The Standard agrees to acquire Allstate voluntary business
Allstate's group health business is still up for sale.
The Standard has agreed to acquire Allstate‘s employer voluntary benefits business for $2 billion in cash.
The voluntary benefits business provides coverage for about 3.5 million people. It reported $45 million in adjusted net income for the first half of the year on $535 million in revenue.
The Standard hopes to close on the deal by June 30, 2025.
The deal includes a a distribution relationship.
Under the distribution agreement, “The Standard will become Allstate’s exclusive carrier for sales of group life and disability, guaranteed standard issue individual disability, supplemental and voluntary products distributed by Allstate’s exclusive agents,” The Standard said.
David Payne, vice president of employee benefits at The Standard, said the Allstate deal will give The StanCorp a set of workplace benefits offerings that can serve employers of all sizes.
What it means
If The Standard is not currently active in your corner of the voluntary benefits market, it might be coming there soon.
Buyer and seller
The buyer: The Standard is a Portland, Oregon-based company that’s owned by Meiji Yasuda of Japan. It may be best known for its traditional group life and group life businesses but also has a large voluntary benefits business.
In March 2023, The Standard agreed to acquire a large life and disability benefits business from Elevance Health. The Elevance benefits arm was providing coverage for 4.8 million in 14 states.
The Standard closed on the Elevance deal in April.
The seller: Allstate has been coping with the same storms and wildfire catastrophes facing other property and casualty insurers.

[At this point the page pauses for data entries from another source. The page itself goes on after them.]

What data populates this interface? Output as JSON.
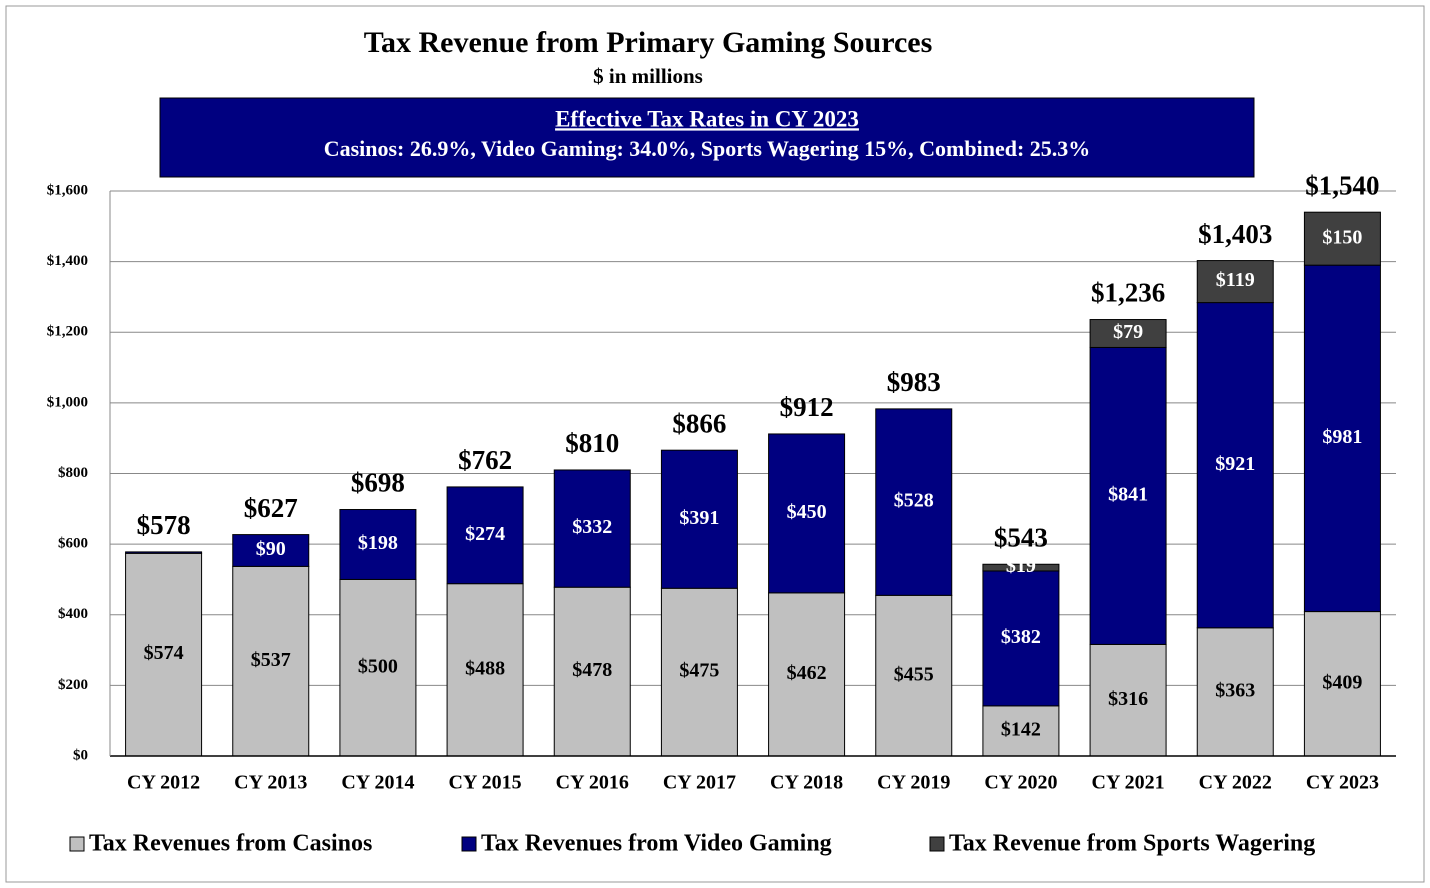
{
  "chart_data": {
    "type": "stacked_bar",
    "title": "Tax Revenue from Primary Gaming Sources",
    "subtitle": "$ in millions",
    "annotation": {
      "title": "Effective Tax Rates in CY 2023",
      "text": "Casinos: 26.9%, Video Gaming: 34.0%, Sports Wagering 15%,  Combined: 25.3%"
    },
    "categories": [
      "CY 2012",
      "CY 2013",
      "CY 2014",
      "CY 2015",
      "CY 2016",
      "CY 2017",
      "CY 2018",
      "CY 2019",
      "CY 2020",
      "CY 2021",
      "CY 2022",
      "CY 2023"
    ],
    "series": [
      {
        "name": "Tax Revenues from Casinos",
        "color": "#c0c0c0",
        "label_color": "#000000",
        "values": [
          574,
          537,
          500,
          488,
          478,
          475,
          462,
          455,
          142,
          316,
          363,
          409
        ],
        "value_labels": [
          "$574",
          "$537",
          "$500",
          "$488",
          "$478",
          "$475",
          "$462",
          "$455",
          "$142",
          "$316",
          "$363",
          "$409"
        ]
      },
      {
        "name": "Tax Revenues from Video Gaming",
        "color": "#000080",
        "label_color": "#ffffff",
        "values": [
          4,
          90,
          198,
          274,
          332,
          391,
          450,
          528,
          382,
          841,
          921,
          981
        ],
        "value_labels": [
          null,
          "$90",
          "$198",
          "$274",
          "$332",
          "$391",
          "$450",
          "$528",
          "$382",
          "$841",
          "$921",
          "$981"
        ]
      },
      {
        "name": "Tax Revenue from Sports Wagering",
        "color": "#404040",
        "label_color": "#ffffff",
        "values": [
          null,
          null,
          null,
          null,
          null,
          null,
          null,
          null,
          19,
          79,
          119,
          150
        ],
        "value_labels": [
          null,
          null,
          null,
          null,
          null,
          null,
          null,
          null,
          "$19",
          "$79",
          "$119",
          "$150"
        ]
      }
    ],
    "totals": [
      578,
      627,
      698,
      762,
      810,
      866,
      912,
      983,
      543,
      1236,
      1403,
      1540
    ],
    "total_labels": [
      "$578",
      "$627",
      "$698",
      "$762",
      "$810",
      "$866",
      "$912",
      "$983",
      "$543",
      "$1,236",
      "$1,403",
      "$1,540"
    ],
    "ylim": [
      0,
      1600
    ],
    "yticks": [
      {
        "value": 0,
        "label": "$0"
      },
      {
        "value": 200,
        "label": "$200"
      },
      {
        "value": 400,
        "label": "$400"
      },
      {
        "value": 600,
        "label": "$600"
      },
      {
        "value": 800,
        "label": "$800"
      },
      {
        "value": 1000,
        "label": "$1,000"
      },
      {
        "value": 1200,
        "label": "$1,200"
      },
      {
        "value": 1400,
        "label": "$1,400"
      },
      {
        "value": 1600,
        "label": "$1,600"
      }
    ],
    "grid": true,
    "legend": "bottom"
  }
}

It announced plans to sell the voluntary benefits business along with its group health business and an individual health insurance in late 2023, as it was briefing securities analysts on its strategy for rebuilding profitability.
Related: To protect workers from medical debt, help fill their coverage holes
The deal should generate a $600 million gain for Allstate and free up a total of $1.6 billion in capital, the company said.
Tom Wilson, Allstate’s chief executive officer, acknowledged during a conference call with securities analysts in May that selling the health and benefits would free up capital.
“But we also think that somebody else could do more with it than we can do with it,” Wilson said.
The company is continuing to talk to companies interested in buying the individual and group health businesses, Wilson said today in a comment on the deal with The Standard.